The DSA requires platforms to be transparent about their policies regarding advertising, content moderation and data collection. Platforms must also provide users with clear information about how their data is being used.
Platforms will be forced to take measures against disinformation campaigns such as those carried out by foreign actors during elections or cases of propaganda.
The DSA gives users more control over their data by requiring platforms to provide them with clear information about how their data is being used. Users must also be given the right to opt-out of targeted advertising.
The DSA gives regulators more power to enforce its provisions by allowing them to impose fines of up to 6% of a company’s global revenue for non-compliance.
The power of regulators to combat issues such as the spread of misinformation or violations of antitrust laws have been limited up until now, but the DSA is designed to change that, requiring platforms to share more information with regulators about how they moderate content, decide what users see and how artificial intelligence is used. Companies must grant access to their internal data by approved researchers and auditing firms to ensure they are compliant.
The DSA requires companies to ensure a high level of privacy for their users by redesigning their systems to ensure that data protection laws are observed.
Safety of Minors
Platforms will be prohibited from targeting children with advertising based on their personal data or cookies. They will be required to redesign their systems to ensure a “high level of privacy, security and safety of minors” and prove they have done so to the European Commission. In addition, they will have to carry out a comprehensive risk assessment of possible negative effects on children’s mental health of the content and services they provide. This element of the law has a potentially huge impact and has been long fought for.
The DSA requires companies that use recommender systems to ensure that they do not promote harmful or illegal content and must give users the right to opt out of recommendation systems and any kind of profiling based on their personal data. Social Media companies will not be able to use sensitive personal data including race, gender, religion, or sexual orientation to target users with adverts or content.
The DSA requires the large online platforms to cooperate with authorities during crises such as terrorist attacks or natural disasters.

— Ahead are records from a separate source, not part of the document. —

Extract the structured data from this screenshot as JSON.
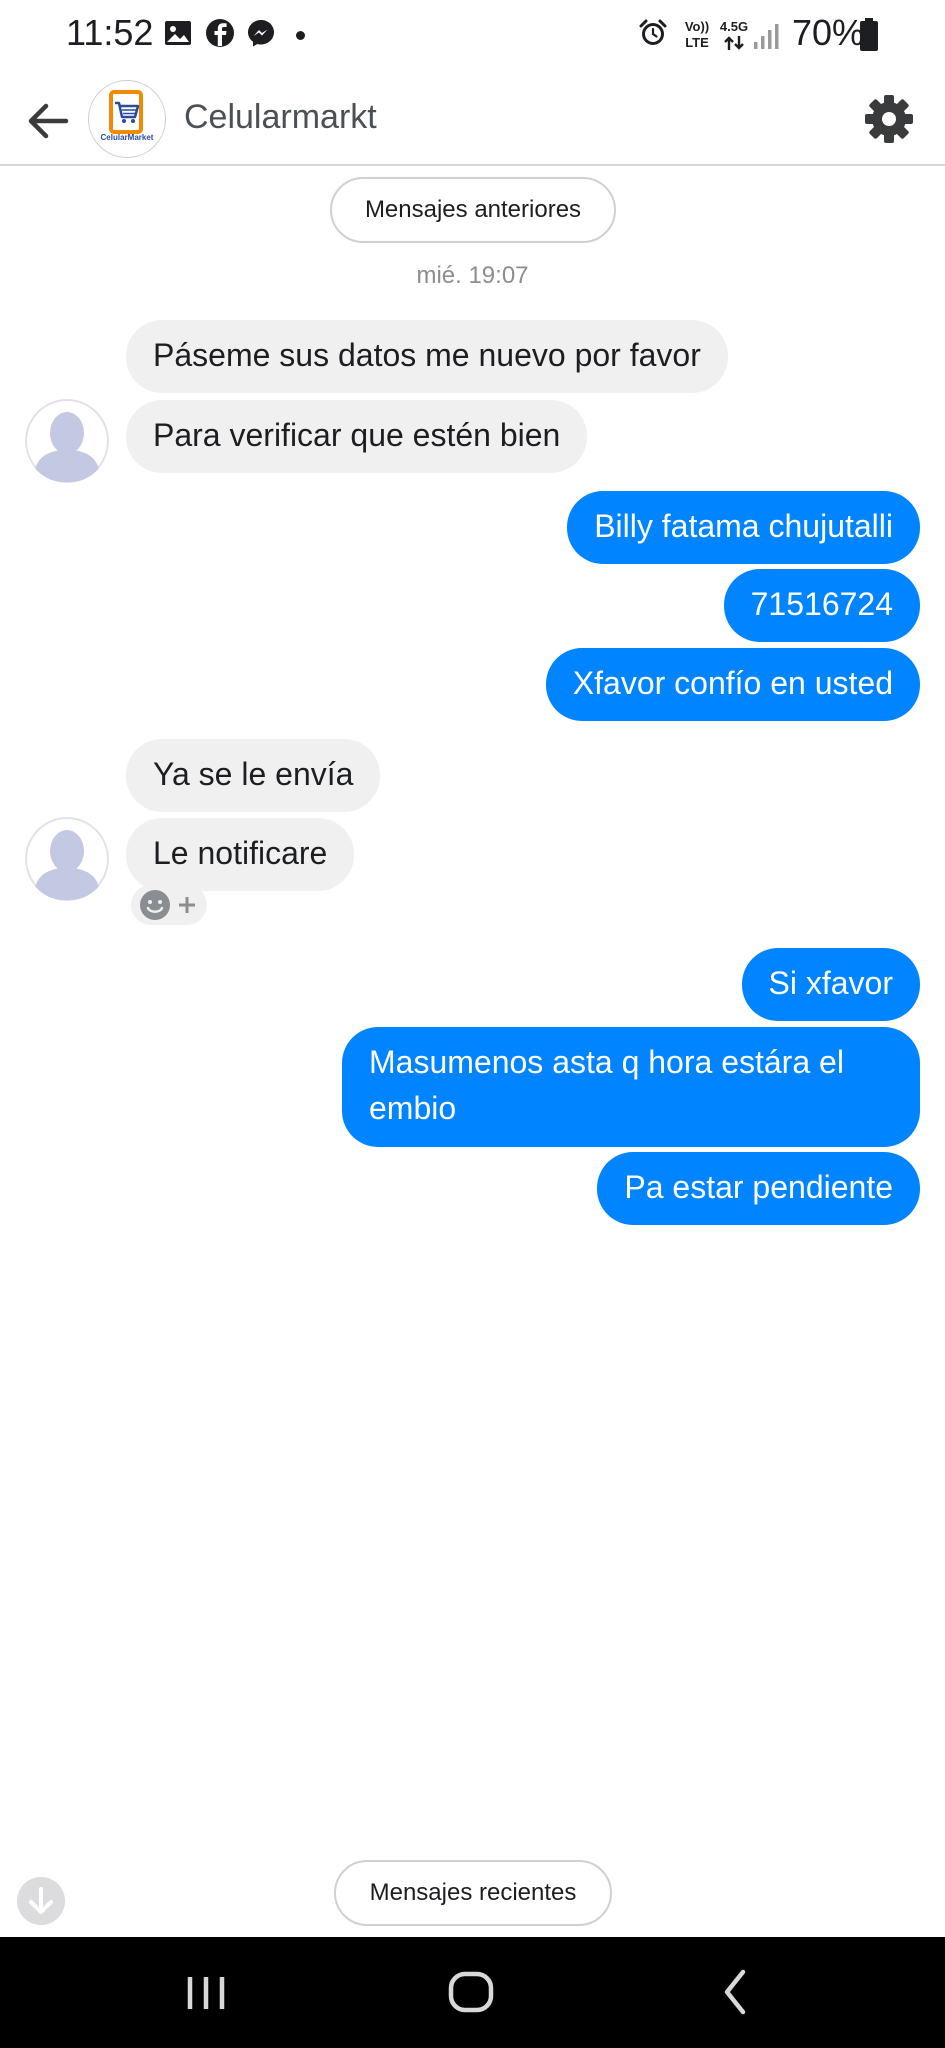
{
  "status_bar": {
    "time": "11:52",
    "volte_top": "Vo))",
    "volte_bottom": "LTE",
    "network_top": "4.5G",
    "battery": "70%"
  },
  "header": {
    "title": "Celularmarkt",
    "logo_text": "CelularMarket",
    "icons": [
      "back-arrow-icon",
      "gear-icon"
    ]
  },
  "conversation": {
    "older_messages_label": "Mensajes anteriores",
    "timestamp": "mié. 19:07",
    "recent_messages_label": "Mensajes recientes",
    "messages": [
      {
        "sender": "contact",
        "text": "Páseme sus datos me nuevo por favor"
      },
      {
        "sender": "contact",
        "text": "Para verificar que estén bien"
      },
      {
        "sender": "me",
        "text": "Billy fatama chujutalli"
      },
      {
        "sender": "me",
        "text": "71516724"
      },
      {
        "sender": "me",
        "text": "Xfavor confío en usted"
      },
      {
        "sender": "contact",
        "text": "Ya se le envía"
      },
      {
        "sender": "contact",
        "text": "Le notificare"
      },
      {
        "sender": "me",
        "text": "Si xfavor"
      },
      {
        "sender": "me",
        "text": "Masumenos asta q hora estára el embio"
      },
      {
        "sender": "me",
        "text": "Pa estar pendiente"
      }
    ]
  },
  "colors": {
    "outgoing_bubble": "#0084ff",
    "incoming_bubble": "#f0f0f0",
    "avatar_placeholder": "#c3c8e3"
  }
}
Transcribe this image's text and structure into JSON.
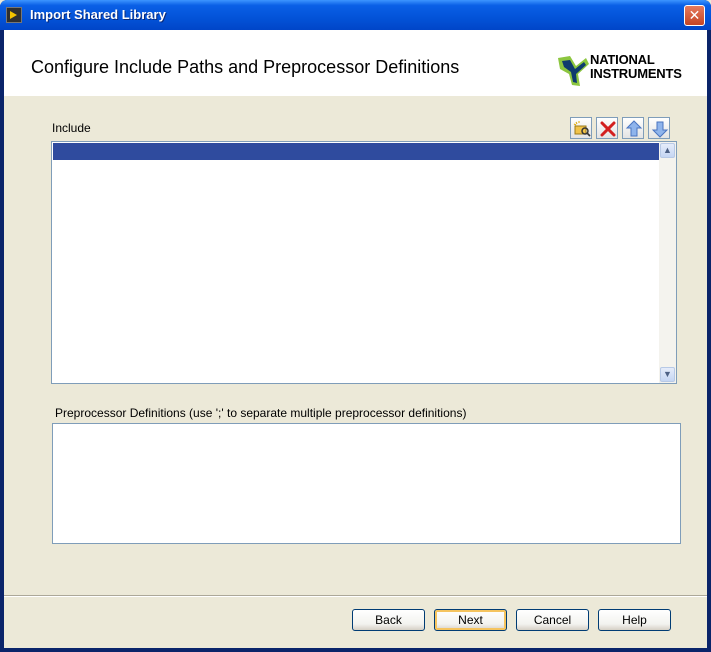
{
  "window": {
    "title": "Import Shared Library",
    "close_glyph": "✕"
  },
  "header": {
    "title": "Configure Include Paths and Preprocessor Definitions",
    "logo": {
      "line1": "NATIONAL",
      "line2": "INSTRUMENTS"
    }
  },
  "include": {
    "label": "Include",
    "toolbar": [
      {
        "name": "browse-folder-icon"
      },
      {
        "name": "delete-icon"
      },
      {
        "name": "move-up-icon"
      },
      {
        "name": "move-down-icon"
      }
    ],
    "items": [
      ""
    ],
    "selected_index": 0
  },
  "preprocessor": {
    "label": "Preprocessor Definitions (use ';' to separate multiple preprocessor definitions)",
    "value": ""
  },
  "buttons": {
    "back": "Back",
    "next": "Next",
    "cancel": "Cancel",
    "help": "Help"
  },
  "colors": {
    "title_bar": "#0353d8",
    "selection": "#2f4b9e",
    "dialog_bg": "#ece9d8",
    "logo_green": "#8cc63f"
  }
}
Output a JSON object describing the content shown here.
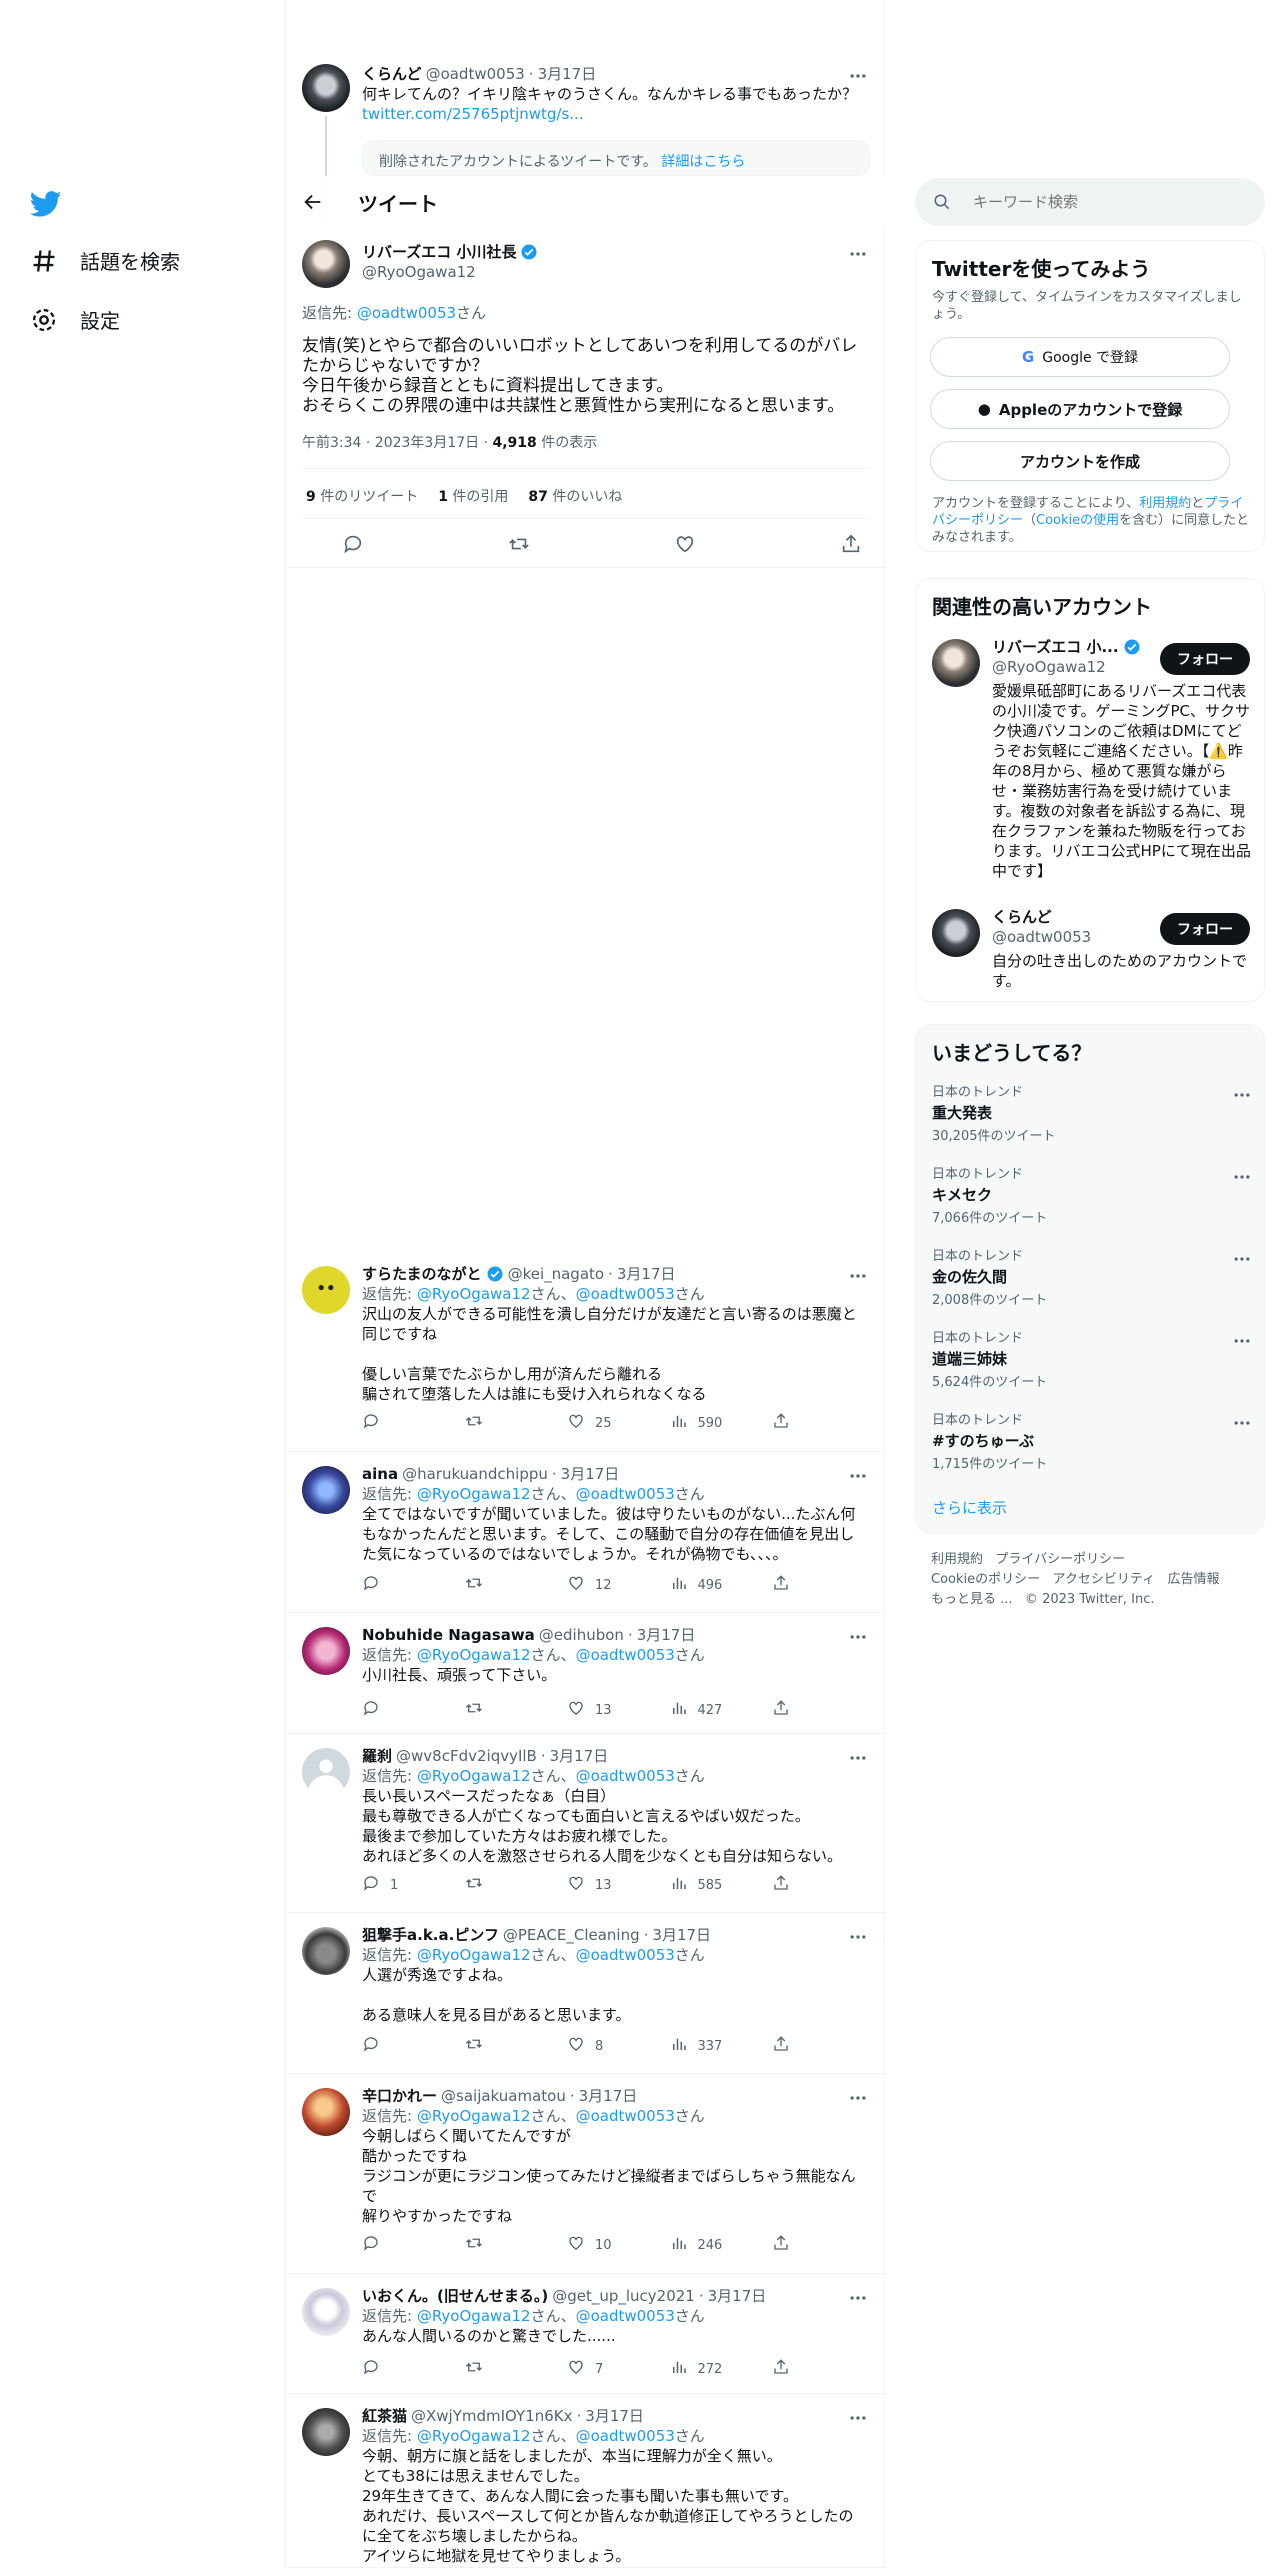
{
  "nav": {
    "explore": "話題を検索",
    "settings": "設定"
  },
  "top_tweet": {
    "name": "くらんど",
    "handle": "@oadtw0053",
    "date": "3月17日",
    "text": "何キレてんの？イキリ陰キャのうさくん。なんかキレる事でもあったか？",
    "link": "twitter.com/25765ptjnwtg/s...",
    "deleted_notice": "削除されたアカウントによるツイートです。",
    "deleted_link": "詳細はこちら"
  },
  "header": {
    "title": "ツイート"
  },
  "main_tweet": {
    "name": "リバーズエコ 小川社長",
    "handle": "@RyoOgawa12",
    "reply_prefix": "返信先: ",
    "reply_to": "@oadtw0053",
    "reply_suffix": "さん",
    "text": "友情(笑)とやらで都合のいいロボットとしてあいつを利用してるのがバレたからじゃないですか？\n今日午後から録音とともに資料提出してきます。\nおそらくこの界隈の連中は共謀性と悪質性から実刑になると思います。",
    "time": "午前3:34 · 2023年3月17日 · ",
    "views": "4,918",
    "views_label": " 件の表示",
    "retweets": "9",
    "retweets_label": " 件のリツイート",
    "quotes": "1",
    "quotes_label": " 件の引用",
    "likes": "87",
    "likes_label": " 件のいいね"
  },
  "replies": [
    {
      "name": "すらたまのながと",
      "verified": true,
      "handle": "@kei_nagato",
      "date": "3月17日",
      "text": "沢山の友人ができる可能性を潰し自分だけが友達だと言い寄るのは悪魔と同じですね\n\n優しい言葉でたぶらかし用が済んだら離れる\n騙されて堕落した人は誰にも受け入れられなくなる",
      "replies": "",
      "retweets": "",
      "likes": "25",
      "views": "590"
    },
    {
      "name": "aina",
      "verified": false,
      "handle": "@harukuandchippu",
      "date": "3月17日",
      "text": "全てではないですが聞いていました。彼は守りたいものがない...たぶん何もなかったんだと思います。そして、この騒動で自分の存在価値を見出した気になっているのではないでしょうか。それが偽物でも、、、。",
      "replies": "",
      "retweets": "",
      "likes": "12",
      "views": "496"
    },
    {
      "name": "Nobuhide Nagasawa",
      "verified": false,
      "handle": "@edihubon",
      "date": "3月17日",
      "text": "小川社長、頑張って下さい。",
      "replies": "",
      "retweets": "",
      "likes": "13",
      "views": "427"
    },
    {
      "name": "羅刹",
      "verified": false,
      "handle": "@wv8cFdv2iqvyIlB",
      "date": "3月17日",
      "text": "長い長いスペースだったなぁ（白目）\n最も尊敬できる人が亡くなっても面白いと言えるやばい奴だった。\n最後まで参加していた方々はお疲れ様でした。\nあれほど多くの人を激怒させられる人間を少なくとも自分は知らない。",
      "replies": "1",
      "retweets": "",
      "likes": "13",
      "views": "585"
    },
    {
      "name": "狙撃手a.k.a.ピンフ",
      "verified": false,
      "handle": "@PEACE_Cleaning",
      "date": "3月17日",
      "text": "人選が秀逸ですよね。\n\nある意味人を見る目があると思います。",
      "replies": "",
      "retweets": "",
      "likes": "8",
      "views": "337"
    },
    {
      "name": "辛口かれー",
      "verified": false,
      "handle": "@saijakuamatou",
      "date": "3月17日",
      "text": "今朝しばらく聞いてたんですが\n酷かったですね\nラジコンが更にラジコン使ってみたけど操縦者までばらしちゃう無能なんで\n解りやすかったですね",
      "replies": "",
      "retweets": "",
      "likes": "10",
      "views": "246"
    },
    {
      "name": "いおくん。(旧せんせまる。)",
      "verified": false,
      "handle": "@get_up_lucy2021",
      "date": "3月17日",
      "text": "あんな人間いるのかと驚きでした......",
      "replies": "",
      "retweets": "",
      "likes": "7",
      "views": "272"
    },
    {
      "name": "紅茶猫",
      "verified": false,
      "handle": "@XwjYmdmIOY1n6Kx",
      "date": "3月17日",
      "text": "今朝、朝方に旗と話をしましたが、本当に理解力が全く無い。\nとても38には思えませんでした。\n29年生きてきて、あんな人間に会った事も聞いた事も無いです。\nあれだけ、長いスペースして何とか皆んなか軌道修正してやろうとしたのに全てをぶち壊しましたからね。\nアイツらに地獄を見せてやりましょう。",
      "replies": "",
      "retweets": "",
      "likes": "",
      "views": ""
    }
  ],
  "reply_labels": {
    "prefix": "返信先: ",
    "user1": "@RyoOgawa12",
    "mid": "さん、",
    "user2": "@oadtw0053",
    "suffix": "さん"
  },
  "search": {
    "placeholder": "キーワード検索"
  },
  "signup": {
    "title": "Twitterを使ってみよう",
    "subtitle": "今すぐ登録して、タイムラインをカスタマイズしましょう。",
    "google": "Google で登録",
    "apple": "Appleのアカウントで登録",
    "create": "アカウントを作成",
    "terms_1": "アカウントを登録することにより、",
    "terms_link1": "利用規約",
    "terms_2": "と",
    "terms_link2": "プライバシーポリシー",
    "terms_3": "（",
    "terms_link3": "Cookieの使用",
    "terms_4": "を含む）に同意したとみなされます。"
  },
  "related": {
    "title": "関連性の高いアカウント",
    "follow_label": "フォロー",
    "accounts": [
      {
        "name": "リバーズエコ 小...",
        "handle": "@RyoOgawa12",
        "bio": "愛媛県砥部町にあるリバーズエコ代表の小川凌です。ゲーミングPC、サクサク快適パソコンのご依頼はDMにてどうぞお気軽にご連絡ください。【⚠️昨年の8月から、極めて悪質な嫌がらせ・業務妨害行為を受け続けています。複数の対象者を訴訟する為に、現在クラファンを兼ねた物販を行っております。リバエコ公式HPにて現在出品中です】"
      },
      {
        "name": "くらんど",
        "handle": "@oadtw0053",
        "bio": "自分の吐き出しのためのアカウントです。"
      }
    ]
  },
  "trends": {
    "title": "いまどうしてる？",
    "items": [
      {
        "category": "日本のトレンド",
        "name": "重大発表",
        "count": "30,205件のツイート"
      },
      {
        "category": "日本のトレンド",
        "name": "キメセク",
        "count": "7,066件のツイート"
      },
      {
        "category": "日本のトレンド",
        "name": "金の佐久間",
        "count": "2,008件のツイート"
      },
      {
        "category": "日本のトレンド",
        "name": "道端三姉妹",
        "count": "5,624件のツイート"
      },
      {
        "category": "日本のトレンド",
        "name": "#すのちゅーぶ",
        "count": "1,715件のツイート"
      }
    ],
    "show_more": "さらに表示"
  },
  "footer": {
    "links": [
      "利用規約",
      "プライバシーポリシー",
      "Cookieのポリシー",
      "アクセシビリティ",
      "広告情報",
      "もっと見る ..."
    ],
    "copyright": "© 2023 Twitter, Inc."
  },
  "colors": {
    "accent": "#1d9bf0",
    "text": "#0f1419",
    "muted": "#536471"
  }
}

As with any new legislation initial reactions to the new act have been mixed. Supporters argue that it is a necessary step towards regulating the digital market and ensuring accountability for illegal content, harmful practices, and crime. They believe that the DSA will help protect fundamental rights recognized by law across Europe, including freedom of expression and data protection, and create a level playing field for all businesses operating within the EU digital market. Critics argue that the DSA is too broad in scope and could lead to censorship of free speech and stifle innovation. The Digital Services Act is a ground-breaking law that cannot be ignored and is surely a step in the right direction towards regulating digital services across the European Union, providing a safer and more secure environment for millions of users.